Virgile, « Orphée et Eurydice » et Christine de Pisan, « Léandre et Héro », étude comparative

 Etude comparative des textes de Virgile et Christine de Pisan

Les amants face à la mort

Virgile, « Orphée et Eurydice », in Les Géorgiques, livre IV,  « Les abeilles » (29 av. J.-C.).

 Virgile (70 av. J.-C. - 19 av. J.-C.), grand poète latin, écrit, d’après une commande de Mécène et sous l’ordre d’Auguste, les quatre livres poétiques des Géorgiques (signifiant en grec : travailleurs de la terre) pour redonner aux Romains le goût de l’agriculture et de l’élevage mis à mal par les guerres civiles. Dans le livre IV, il évoque le mythe d’Orphée et Eurydice pour expliquer l’origine de la disparition des abeilles. Protée, doté du don de prophétie, explique à Aristée, héros lié à l’élevage, que si ses abeilles meurent c’est parce qu’il a provoqué involontairement la mort de la nymphe des arbres, Eurydice, en la poursuivant de ses assiduités. Dans sa fuite, elle n’a pas vu un serpent qui l’a piquée mortellement au pied. Orphée, son époux, le célèbre musicien et poète, prince de Thrace, accablé de douleur, charme les dieux des Enfers grâce à son chant et à sa lyre d’exception.
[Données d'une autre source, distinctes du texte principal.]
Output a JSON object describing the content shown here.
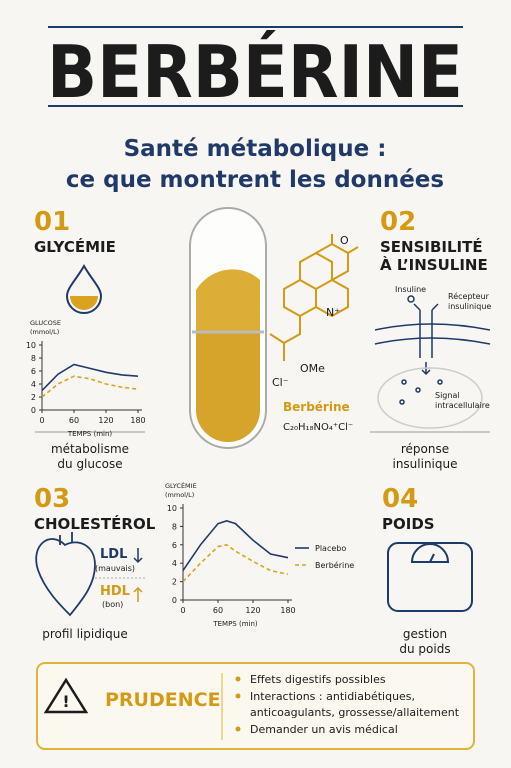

Il obtient la faveur d’aller la chercher. Il doit la ramener, sans se retourner pour la regarder, vers le monde des vivants.

 On verra dans l’extrait suivant pourquoi il échoue. Quant à Aristée, s’il veut retrouver ses abeilles, il devra faire des sacrifices expiatoires pour apaiser l’âme irritée d’Eurydice. Si c’est bien Virgile qui a développé le récit de la descente aux enfers d’Orphée, ce mythe était déjà évoqué par les Grecs, Euripide, puis Platon, entre autres. Victor Hugo (à l’âge de 15 ans) a traduit ici Virgile en alexandrins. On observera la progression tragique de cette sortie des Enfers. On étudiera l’expression des sentiments du couple séparé à jamais, malgré la puissance magique de la musique. On s’interrogera sur les significations du mythe.



Poynter, Edward John, peintre néoclassique anglais (1836-1919),

« Orphée et Eurydice » (1862).

Huile sur toile, 550 cm × 385 cm, collection privée.

D’après Les Géorgiques de Virgile, Antiquité.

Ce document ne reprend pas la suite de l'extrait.